The Post-apocalyptic survival game genre is well understood. What makes each one great -- or not -- is how it uses the standard survival mechanics to deliver interesting gameplay and what unique twists it brings to the table. In The Last Plague: Blight, the titular "Blight" is the X factor that aims to make it stand out in the crowd.
The Last Plague: Blight is set after a mysterious apocalyptic event. A strange plague called the Blight has infected the very land and water itself. That has, in turn, made it very difficult to live off the land without getting infected yourself. (And yet, you're going to try anyway.)
Generally speaking, survival games will force you to either start from scratch or with very little in the way of supplies. The Last Plague: Blight falls firmly into the latter category, although your level of unpreparedness is appalling in some ways.
To your character's credit, you have a hand axe, a knife, a backpack, a bedroll, and a handful of dried sausages. However, you have no canteen and no first-aid kit. These are critical supplies that any person going into the wilderness would have with them, and it's a bit of a stretch for you not to have them.
These small graces aside, you have a long road ahead of you. You need food, water, and shelter -- and you have to get these things while avoiding the Blight and fending off hostile wildlife with little to protect yourself.
Your first encounter with said hostile wildlife will most likely be in the form of a coyote. While your axe is a useful tool, it is much less useful as a weapon. It seems all but impossible to time an attack to hit a charging coyote without sustaining damage yourself. You can make throwing spears within the first few moments of a new game, but these are unreliable at best. The lack of a reliable, effective melee weapon in the early game feels like a glaring omission.
Taking Your Time
Doing anything of significance in The Last Plague: Blight takes time. You're not going to chop down some trees and build a wooden fortress in a couple of hours -- you'll spend the first hour or two struggling to erect a simple structure of sticks and leaves.
A big part of the problem comes down to how you get basic resources. You'll need long sticks and sticks in large quantities to simply build three walls and a roof. You have an axe and there are trees all around you, so you'd think this shouldn't be a problem.
You need food, water, and shelter -- and you have to get these things while avoiding the Blight and fending off hostile wildlife with little to protect yourself.
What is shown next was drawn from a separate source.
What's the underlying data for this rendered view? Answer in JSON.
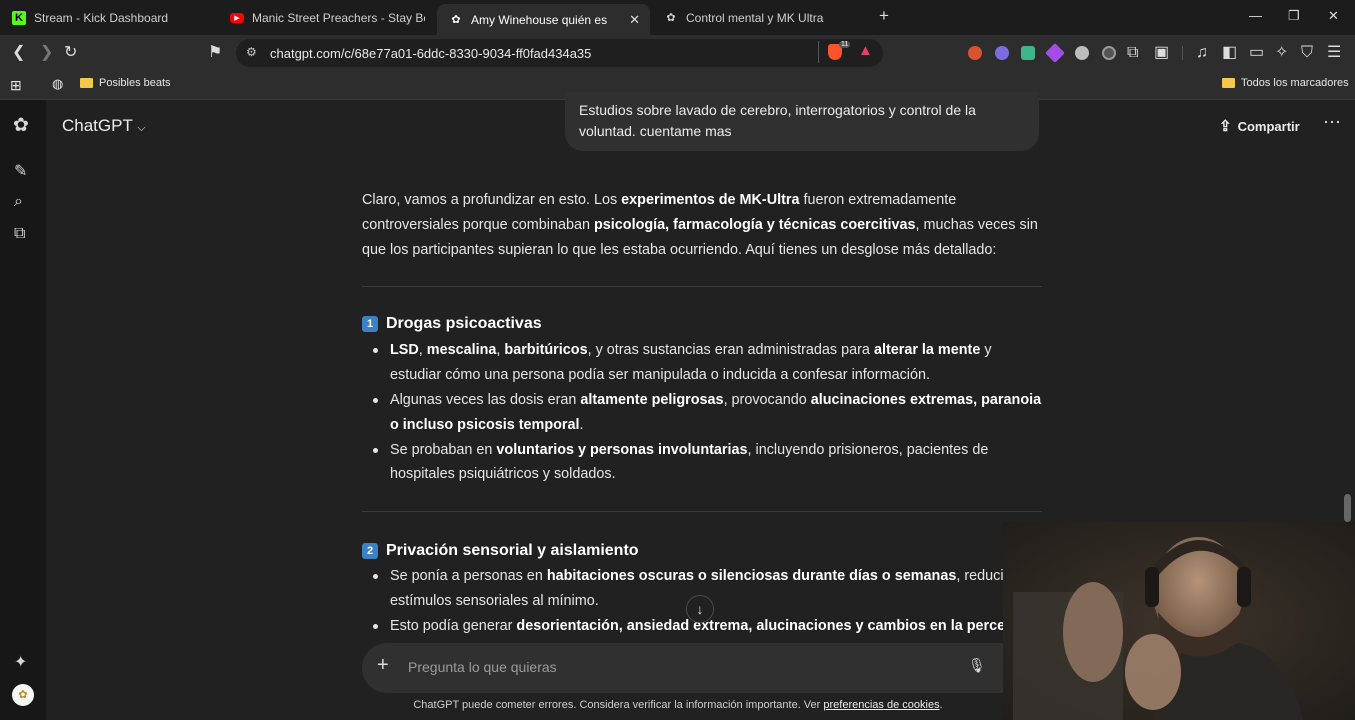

Unfortunately, getting these basic resources is more challenging than it has to be. Chopping down a tree will give you a quantity of long sticks and sticks. Long sticks can be converted into sticks. However, logs can only be converted into firewood, and firewood can't be chopped down into smaller pieces.
Compare this to a game like Green Hell -- you can chop down a tree to get logs. Logs can be converted into planks and long sticks, long sticks can be converted into sticks, and sticks can be converted into small sticks. You'll never have a difficult time getting the smaller resources in Green Hell since you can break down the larger ones, but that's not the case in this Early Access version of The Last Plague: Blight as far as I can tell.
These logistical problems extend to other areas. Clay is another essential early-game resource, but you can only get it by meticulously left-clicking on specific deposits which will give you, at most, a hundred or so grams of useful material. It's very fiddly and it doesn't need to be.
The Blight Spreads
Getting the resources you need would be difficult enough in a standard survival game, but The Last Plague: Blight adds another layer of challenge with the mysterious poison floating across the land.
The Blight itself serves as an actual, physical obstacle. Walk into it and you'll fill up a "Blight" meter. If it gets to 100, you die. Simply put, you cannot regularly traipse through infected areas without ending up dead in short order.
This infection mechanic applies to other aspects of gameplay, too. Any animals you kill will be infected with the Blight, and consuming their meat will further infect you. The Blight's infection mechanic puts you on a countdown until you can find some kind of way to either mitigate the infection or reverse it altogether.
Every new day warns you that the Blight is moving, and I imagine that you will not be able to stay in any one area indefinitely. The pressure is slow, but constant. The contamination can even rapidly spread in your backpack if you pick up an infected item.
The Last Plague: Blight Preview - Final Thoughts
The Last Plague: Blight shows promise. The fundamental survival mechanics are entertaining and challenging enough in their own right, and what little of the story I've seen in around 8 hours of play is intriguing.
You can only get it Clay meticulously left-clicking on specific deposits which will give you, at most, a hundred or so grams of useful material. It's very fiddly and it doesn't need to be.
The hook for this game is also, to my mind, the ultimate deciding factor: how will the Blight mechanic work in the long run? Will it be something that you can counteract with some effort or is the Blight consuming the land an inevitability? This one gameplay element will determine the pacing and challenge of The Last Plague: Blight and whether or not it's something you'll enjoy.
The Last Plague: Blight is a survival game that's worth checking out now if you're a fan of the genre -- and especially if you're a fan of a more challenging experience. That said, it genuinely feels like a work in progress in some respects. If you're looking for a refined, balanced gameplay experience, it may be best to wait a while for the developers to smooth out the rough edges.
TechRaptor previewed The Last Plague: Blight on PC via Steam using a copy provided by the publisher.